Mas diante do contingenciamento de gastos públicos, de onde sairiam os mais de R$ 3 bilhões para custear as campanhas? Vicente Cândido responde: “De onde a União vai tirar? Ela vai tirar do bolo geral, dos R$ 800 bilhões que arrecada. Estamos apenas vinculando a despesa [das campanhas] à Constituição Federal”.
Ele confirma, entretanto, que será necessária uma adequação no Orçamento, mas que “o sistema brasileiro comporta isso”. “Vamos ter que calcular o que é mais caro para o país: gastar R$ 3 bilhões com campanha eleitoral ou se afundar numa crise como a da Lava Jato, com dinheiro privado. Não estou dizendo que com dinheiro público você está imune a crise, mas nós estamos fazendo um regramento à luz do dia, com debate público, olhando as experiências pelo mundo a fora para evitar novos desvios e escândalos”, justifica.
O argumento da transparência e da possibilidade de combater a corrupção foi defendido por especialistas ouvidos pelo UOL.

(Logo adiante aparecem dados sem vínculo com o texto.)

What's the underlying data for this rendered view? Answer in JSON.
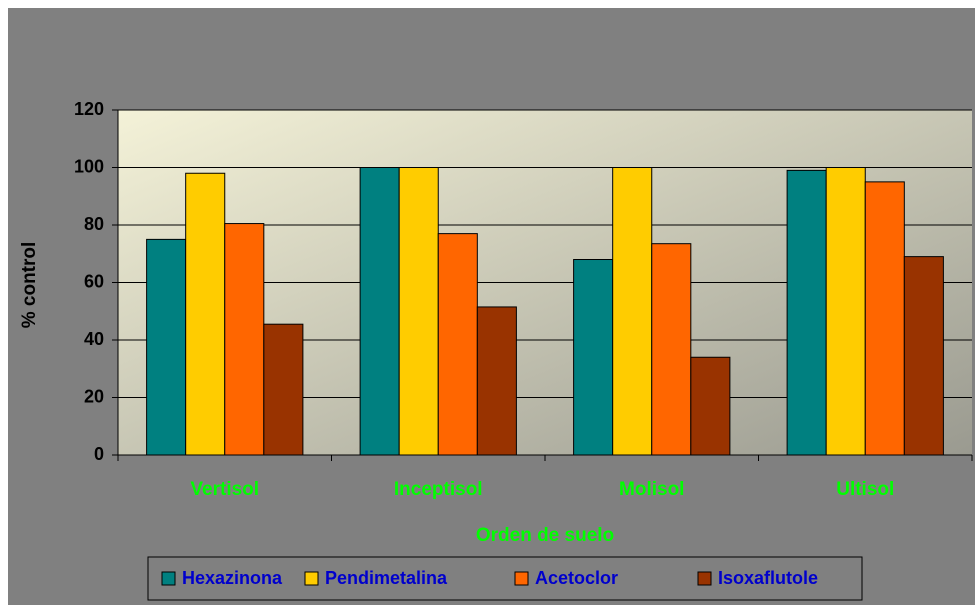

“Se livrar da corrupção é impossível, mas o financiamento público das campanhas eleitorais tende a ser melhor fiscalizado e ser mais combativo. Ele vai funcionar como uma medida de prevenção à corrupção”, analisou Marcus Ianoni, professor do departamento de ciência política da UFF (Universidade Federal Fluminense). Para ele, o FFD não livraria as campanhas eleitorais da corrupção, mas melhoraria os mecanismos de fiscalização.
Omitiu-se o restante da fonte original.